Once we had a good skills master list, it was released and members were allowed to add skills on their profile, using a typeahead. Our goal though was to maximize the number of members with skills on LinkedIn so we looked for ways to suggest profile edits and designed a prompt that we named “suggested skills”. The user would be prompted whether they have these skills or not.
This problem is quite similar to the discovery of latent attributes in profiles. In other words, you are inferring the attributes of an incomplete profile using the rest of the profile, or any other information available.

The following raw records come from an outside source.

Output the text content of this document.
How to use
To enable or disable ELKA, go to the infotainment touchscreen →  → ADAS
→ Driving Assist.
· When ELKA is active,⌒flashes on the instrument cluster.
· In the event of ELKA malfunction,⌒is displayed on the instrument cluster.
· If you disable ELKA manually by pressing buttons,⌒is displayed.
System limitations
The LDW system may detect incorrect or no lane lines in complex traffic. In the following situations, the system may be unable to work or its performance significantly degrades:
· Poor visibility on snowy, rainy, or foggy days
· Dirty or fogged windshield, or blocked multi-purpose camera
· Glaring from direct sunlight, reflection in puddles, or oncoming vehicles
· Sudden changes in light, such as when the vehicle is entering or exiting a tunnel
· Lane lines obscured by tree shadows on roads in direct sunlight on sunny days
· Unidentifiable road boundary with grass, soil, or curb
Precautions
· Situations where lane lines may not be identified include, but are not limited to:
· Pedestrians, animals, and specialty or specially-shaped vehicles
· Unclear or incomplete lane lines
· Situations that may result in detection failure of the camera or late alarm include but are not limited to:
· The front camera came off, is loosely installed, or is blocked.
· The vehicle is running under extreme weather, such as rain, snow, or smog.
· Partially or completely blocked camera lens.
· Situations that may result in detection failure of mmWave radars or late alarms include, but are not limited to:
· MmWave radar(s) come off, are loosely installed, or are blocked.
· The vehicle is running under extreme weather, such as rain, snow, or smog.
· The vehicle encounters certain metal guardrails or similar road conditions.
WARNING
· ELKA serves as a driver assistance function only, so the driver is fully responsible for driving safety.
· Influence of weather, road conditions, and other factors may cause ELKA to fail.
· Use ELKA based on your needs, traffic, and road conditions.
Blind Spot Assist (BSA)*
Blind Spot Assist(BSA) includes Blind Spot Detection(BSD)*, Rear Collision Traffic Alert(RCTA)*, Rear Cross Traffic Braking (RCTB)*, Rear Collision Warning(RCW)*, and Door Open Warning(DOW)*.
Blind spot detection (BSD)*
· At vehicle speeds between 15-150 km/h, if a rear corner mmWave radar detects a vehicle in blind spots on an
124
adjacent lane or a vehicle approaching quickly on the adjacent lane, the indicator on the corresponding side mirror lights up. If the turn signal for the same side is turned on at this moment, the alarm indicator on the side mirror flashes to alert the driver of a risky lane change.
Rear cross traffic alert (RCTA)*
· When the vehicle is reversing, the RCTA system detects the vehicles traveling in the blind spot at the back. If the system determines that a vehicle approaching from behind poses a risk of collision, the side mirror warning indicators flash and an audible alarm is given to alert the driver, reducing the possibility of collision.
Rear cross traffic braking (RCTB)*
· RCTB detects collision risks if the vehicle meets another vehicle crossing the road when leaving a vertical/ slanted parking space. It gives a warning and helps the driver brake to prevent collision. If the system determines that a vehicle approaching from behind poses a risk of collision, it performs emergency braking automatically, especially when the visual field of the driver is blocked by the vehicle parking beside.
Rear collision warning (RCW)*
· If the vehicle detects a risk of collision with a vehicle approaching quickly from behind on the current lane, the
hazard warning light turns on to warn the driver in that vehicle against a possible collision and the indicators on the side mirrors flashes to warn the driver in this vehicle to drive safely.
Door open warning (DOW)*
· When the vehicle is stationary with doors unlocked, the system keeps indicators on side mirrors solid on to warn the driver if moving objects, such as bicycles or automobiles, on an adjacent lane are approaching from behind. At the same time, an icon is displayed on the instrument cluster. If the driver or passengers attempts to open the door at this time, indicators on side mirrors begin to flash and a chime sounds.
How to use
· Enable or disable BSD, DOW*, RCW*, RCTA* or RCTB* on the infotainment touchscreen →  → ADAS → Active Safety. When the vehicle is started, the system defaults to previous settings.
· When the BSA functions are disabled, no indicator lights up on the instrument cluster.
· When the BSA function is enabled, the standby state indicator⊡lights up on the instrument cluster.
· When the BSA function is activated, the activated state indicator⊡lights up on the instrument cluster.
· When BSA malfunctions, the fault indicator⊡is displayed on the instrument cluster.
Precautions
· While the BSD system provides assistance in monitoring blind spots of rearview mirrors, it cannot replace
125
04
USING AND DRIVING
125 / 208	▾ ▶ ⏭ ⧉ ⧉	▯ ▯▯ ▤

Our goal was to have recommendations even if the user had no skills on his profile so the algorithm would have to be based on something else than previously added skills. Just recommending popular skills wouldn’t be very relevant either. Using the member’s network is a good idea but some members have small networks and our goal was to maximize coverage. Finally, we looked at using standardized profile attributes to bootstrap our inference algorithm
Each profile is composed of text but also of standardized entities such as title, function, industry, field of study etc. The coverage between these various attributes vary. Some are very frequent such as industry and some are more rare (e.g. group membership). We identified all attributes that could be predictive in terms of skills.
Our goal was then to model this problem and find a classification method to infer the likelihood a member has a skill. The number of features was quite large and needed a system that would easily scale. As mentioned, we don’t have a unique user similarity metric but instead a list of different profile attributes that, when shared can predict the likelihood of skills. Each member can have a different set of attributes. Some users have only an industry, others have multiple companies, multiple titles etc.